Port Bonython one step closer
Guidelines for Port Bonython Environmental Impact Statement (EIS) have been released by the South Australian government.
Earlier this year the minister for planning proposed a deep-water port facility at Port Bonython on the Eyre Peninsula, which received major project status.
South Australian planning minister John Rau said that the EIS could take up to 18 months to complete.
Areas to be covered in the EIS include effects from construction and operation on:
- the coastal/marine environment (in particular the Australian giant cuttlefish);
- native vegetation and fauna;
- infrastructure requirements;
- cultural heritage and native-title claimants;
- the community;
- economic development;
- traffic and transport; and
- the visual landscape.
Spencer Gulf Port Link Consortium (SGPL), comprising of Flinders Port Holdings, Leighton Contractors, Macquarie Capital, BIS Industrial Logistics and ARTC, were the preferred bidders for the contract.
Flinders Ports chief executive and SGPL spokesman, Vincent Tremaine, has welcomed the guidelines.

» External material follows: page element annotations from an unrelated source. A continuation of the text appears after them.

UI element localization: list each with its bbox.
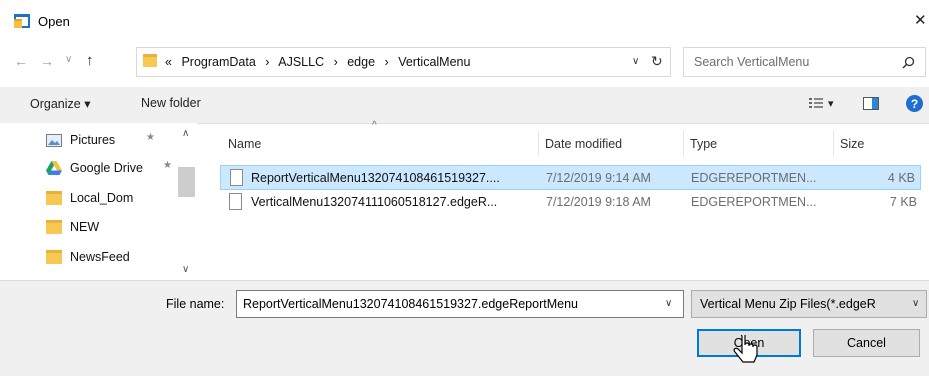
breadcrumb: « ProgramData › AJSLLC › edge › Vertical…: [165, 55, 470, 69]
column-header-date-modified[interactable]: Date modified: [545, 137, 622, 151]
file-name: ReportVerticalMenu132074108461519327....: [251, 171, 500, 185]
column-header-size[interactable]: Size: [840, 137, 864, 151]
file-type-filter-select[interactable]: Vertical Menu Zip Files(*.edgeR ∨: [691, 290, 927, 318]
breadcrumb-item-ajsllc[interactable]: AJSLLC: [278, 55, 324, 69]
new-folder-button[interactable]: New folder: [141, 96, 201, 110]
file-row[interactable]: VerticalMenu132074111060518127.edgeR... …: [220, 190, 921, 215]
nav-item-pictures[interactable]: Pictures: [46, 129, 115, 151]
file-name-input[interactable]: ReportVerticalMenu132074108461519327.edg…: [243, 297, 578, 311]
filter-dropdown-chevron-icon[interactable]: ∨: [912, 298, 919, 309]
search-icon[interactable]: [902, 56, 915, 69]
file-name-dropdown-chevron-icon[interactable]: ∨: [665, 298, 672, 309]
pictures-icon: [46, 133, 62, 147]
app-window-icon: [14, 14, 30, 28]
scroll-down-chevron-icon[interactable]: ∨: [182, 264, 189, 275]
nav-item-newsfeed[interactable]: NewsFeed: [46, 246, 130, 268]
file-date: 7/12/2019 9:14 AM: [546, 171, 651, 185]
google-drive-icon: [46, 161, 62, 175]
breadcrumb-separator[interactable]: ›: [265, 55, 269, 69]
recent-locations-chevron-icon[interactable]: ∨: [65, 54, 72, 65]
help-icon[interactable]: ?: [906, 95, 923, 112]
file-icon: [229, 193, 242, 210]
folder-icon: [46, 250, 62, 264]
file-icon: [230, 169, 243, 186]
forward-arrow-icon[interactable]: →: [40, 53, 54, 69]
search-box[interactable]: Search VerticalMenu: [683, 47, 926, 77]
search-input[interactable]: Search VerticalMenu: [694, 55, 809, 69]
refresh-icon[interactable]: ↻: [651, 53, 663, 70]
breadcrumb-item-edge[interactable]: edge: [347, 55, 375, 69]
nav-item-google-drive[interactable]: Google Drive: [46, 157, 143, 179]
column-header-name[interactable]: Name: [228, 137, 261, 151]
address-dropdown-chevron-icon[interactable]: ∨: [632, 56, 639, 67]
nav-scrollbar-thumb[interactable]: [178, 167, 195, 197]
folder-icon: [46, 191, 62, 205]
file-row-selected[interactable]: ReportVerticalMenu132074108461519327....…: [220, 165, 921, 190]
nav-item-label: Local_Dom: [70, 191, 134, 205]
pin-icon[interactable]: ★: [163, 160, 172, 171]
column-divider[interactable]: [538, 131, 539, 156]
sort-ascending-icon: ^: [372, 120, 377, 131]
svg-text:?: ?: [911, 97, 918, 111]
column-divider[interactable]: [683, 131, 684, 156]
nav-item-label: NewsFeed: [70, 250, 130, 264]
file-size: 7 KB: [889, 195, 917, 209]
file-date: 7/12/2019 9:18 AM: [546, 195, 651, 209]
file-name-combobox[interactable]: ReportVerticalMenu132074108461519327.edg…: [236, 290, 684, 318]
view-dropdown-chevron-icon[interactable]: ▾: [828, 97, 834, 110]
breadcrumb-separator[interactable]: ›: [385, 55, 389, 69]
file-size: 4 KB: [887, 171, 915, 185]
breadcrumb-item-verticalmenu[interactable]: VerticalMenu: [398, 55, 470, 69]
preview-pane-icon[interactable]: [863, 97, 879, 110]
nav-item-local-dom[interactable]: Local_Dom: [46, 187, 133, 209]
command-bar: [0, 87, 929, 124]
file-name: VerticalMenu132074111060518127.edgeR...: [251, 195, 498, 209]
column-divider[interactable]: [833, 131, 834, 156]
title-bar: [0, 0, 929, 44]
mouse-cursor-icon: [733, 335, 758, 363]
breadcrumb-overflow[interactable]: «: [165, 55, 172, 69]
nav-item-label: NEW: [70, 220, 100, 234]
file-name-label: File name:: [166, 297, 225, 311]
folder-icon: [143, 54, 157, 67]
back-arrow-icon[interactable]: ←: [14, 53, 28, 69]
file-type: EDGEREPORTMEN...: [691, 171, 817, 185]
address-bar[interactable]: « ProgramData › AJSLLC › edge › Vertical…: [136, 47, 671, 77]
nav-item-label: Google Drive: [70, 161, 143, 175]
nav-item-label: Pictures: [70, 133, 116, 147]
close-icon[interactable]: ✕: [914, 11, 927, 29]
breadcrumb-separator[interactable]: ›: [334, 55, 338, 69]
scroll-up-chevron-icon[interactable]: ∧: [182, 128, 189, 139]
file-type-filter-value: Vertical Menu Zip Files(*.edgeR: [700, 297, 876, 311]
folder-icon: [46, 220, 62, 234]
breadcrumb-item-programdata[interactable]: ProgramData: [181, 55, 255, 69]
nav-item-new[interactable]: NEW: [46, 216, 99, 238]
cancel-button[interactable]: Cancel: [813, 329, 920, 357]
pin-icon[interactable]: ★: [146, 132, 155, 143]
organize-button[interactable]: Organize ▾: [30, 96, 90, 111]
file-type: EDGEREPORTMEN...: [691, 195, 817, 209]
up-arrow-icon[interactable]: ↑: [86, 52, 94, 69]
column-header-type[interactable]: Type: [690, 137, 717, 151]
window-title: Open: [38, 14, 70, 29]
view-options-icon[interactable]: [809, 97, 823, 110]
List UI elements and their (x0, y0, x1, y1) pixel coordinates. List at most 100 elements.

“Today represents another significant milestone in the development of this crucial infrastructure project,” said Mr Tremaine.
He said the project has been referred to the Federal government for consideration under the Environmental Protection and Biodiversity Conservation Act.
Late last year, SGPL engaged the international design and engineering firm, Arup, to begin work on the EIS.
The proposed $600-$700m deep-water port will be designed to handle capesize vessels moored three kilometres from the shore.
It will have an enclosed conveyance system, an onshore bulk handling storage and handling facility and a 17km rail spur that connects with the Port Augusta/Whyalla line.
Once construction begins it will take three years to complete provided it is approved.